Unlike the battered, heavily oxidized chips pulled from 1980s arcade cabinets, this specific unit looks like it just rolled off the assembly line. The package is a standard black plastic Dual In-line Package (PDIP) with 28 pins. Weighing in at exactly 4.3 grams on the scale, it possesses that classic, utilitarian feel of vintage computing hardware, but the surface details tell a different story.
The laser etching is incredibly sharp and high-contrast, a hallmark of modern semiconductor marking rather than the white stamped ink typical of the original 1970s runs. Here is the exact transcription of the surface text:
(Large Z Logo) ZiLOG
Z84C3006PEC
Z80 CTC
1802 DW
The pins are straight, unbent, and show a dull silver finish rather than the bright gold or heavy tin plating seen on older military or ceramic parts. It is a humble, plastic workhorse, but its pristine condition makes it a fascinating specimen for the collection.
To understand the Z80 Counter/Timer Circuit (CTC), we have to look at the genius of the Zilog Z80 ecosystem. This is not a central processing unit. Instead, it is a dedicated peripheral chip designed to take a massive load off the main CPU.
The CTC features four independent, programmable channels. Each of these channels can be configured to act as either a counter (counting external events) or a timer (generating interrupts at specific intervals). In the early days of microcomputing, making the CPU pause its execution to manually count clock cycles for timing operations was a massive waste of processing power. The CTC solved this by handling the timing autonomously and tapping the CPU on the shoulder via an interrupt only when a specific task was complete.
What makes the Z80 family so legendary is its daisy-chained interrupt structure. You could wire multiple peripheral chips like this CTC, the Parallel Input/Output (PIO), and the Serial Input/Output (SIO) together. If two devices demanded the CPU's attention simultaneously, the hardware daisy chain automatically resolved the priority without requiring complex software polling.
This particular artifact is a CMOS variant. The original 1970s chips were built using NMOS technology, which ran famously hot and consumed a fair amount of power. The shift to CMOS (Complementary Metal-Oxide-Semiconductor) allowed these chips to run much cooler and draw significantly less current, which became vital as the Z80 architecture shifted from desktop computers into deeply embedded industrial controllers and portable devices.
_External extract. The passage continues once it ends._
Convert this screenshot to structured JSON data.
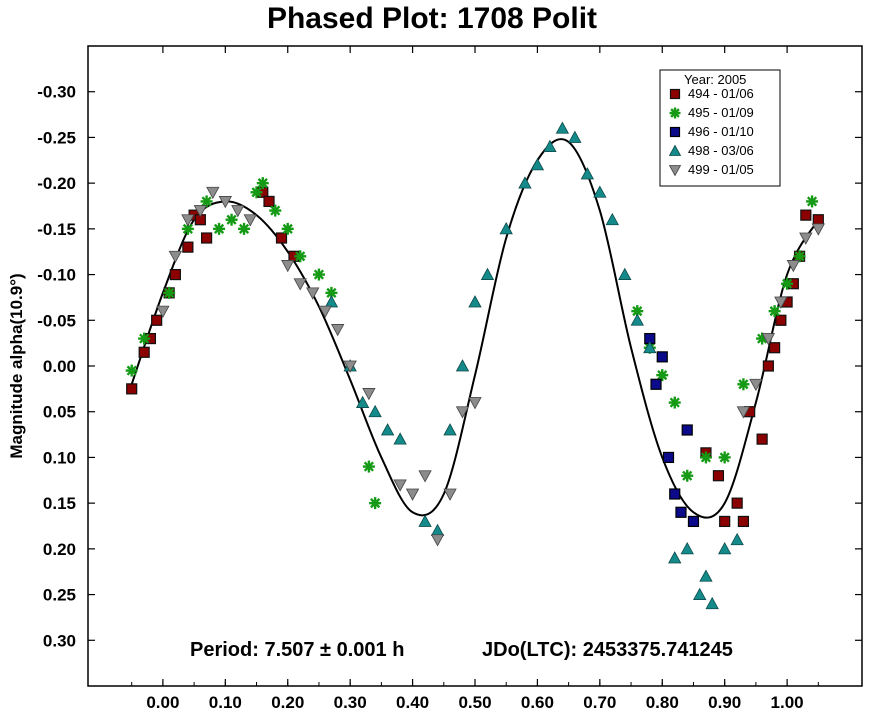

The legacy of the Z80 is absolute heavy metal. It was the brains behind the ZX Spectrum, the Master System, early arcade cabinets like Pac-Man, and countless synthesizers. But the CPU alone did not conquer the world. It was the complete, elegant chipset provided by Zilog that made engineers fall in love. You did not need a messy board full of generic logic gates to make a computer. You just dropped a Z80 CPU next to a Z80 CTC and a Z80 PIO, and you had a complete, sophisticated system.
There is a funny irony with chips like this. Because it is housed in standard black plastic, it lacks the visual "wow" factor of a massive IBM thermal conduction module or a gold-capped Soviet clone. Visitors to the museum often gloss over these little black rectangles. Yet, without chips exactly like this one orchestrating the timing of audio chips, video generation, and memory refreshes, the 8-bit revolution simply would not have happened the way it did.
Identifying this chip is straightforward, but the date code provides a brilliant twist.
The part number Z84C3006PEC breaks down perfectly according to Zilog's standard nomenclature. The Z84C30 designates it as the CMOS version of the Z80 CTC. The 06 indicates its speed grade, specifically rating this part for a maximum clockspeed of 6 MHz. The P confirms the plastic DIP package, and the EC typically relates to the environmental and temperature compliance standards for the run.
But the real magic is the batch code: 1802. In semiconductor manufacturing, this format universally points to the manufacturing date. This chip was fabricated in the second week of 2018.
Let that sink in. The Z80 architecture was introduced in 1976, and the original CTC followed shortly after. Over forty years later, the demand for this exact logic structure in legacy industrial systems, embedded controllers, and hobbyist projects was still strong enough to justify silicon foundries pressing brand new batches. Holding this chip is like holding a living fossil, a piece of 1970s engineering immortalized in 21st-century silicon. It seems crazy, but Zilog (which was later acquired by Littelfuse) continued to manufacture the Z80 microprocessor family and its peripheral chips well into the 21st century. In fact, Zilog only just announced the official "End of Life" (EOL) for the standalone Z80 CPU in April 2024.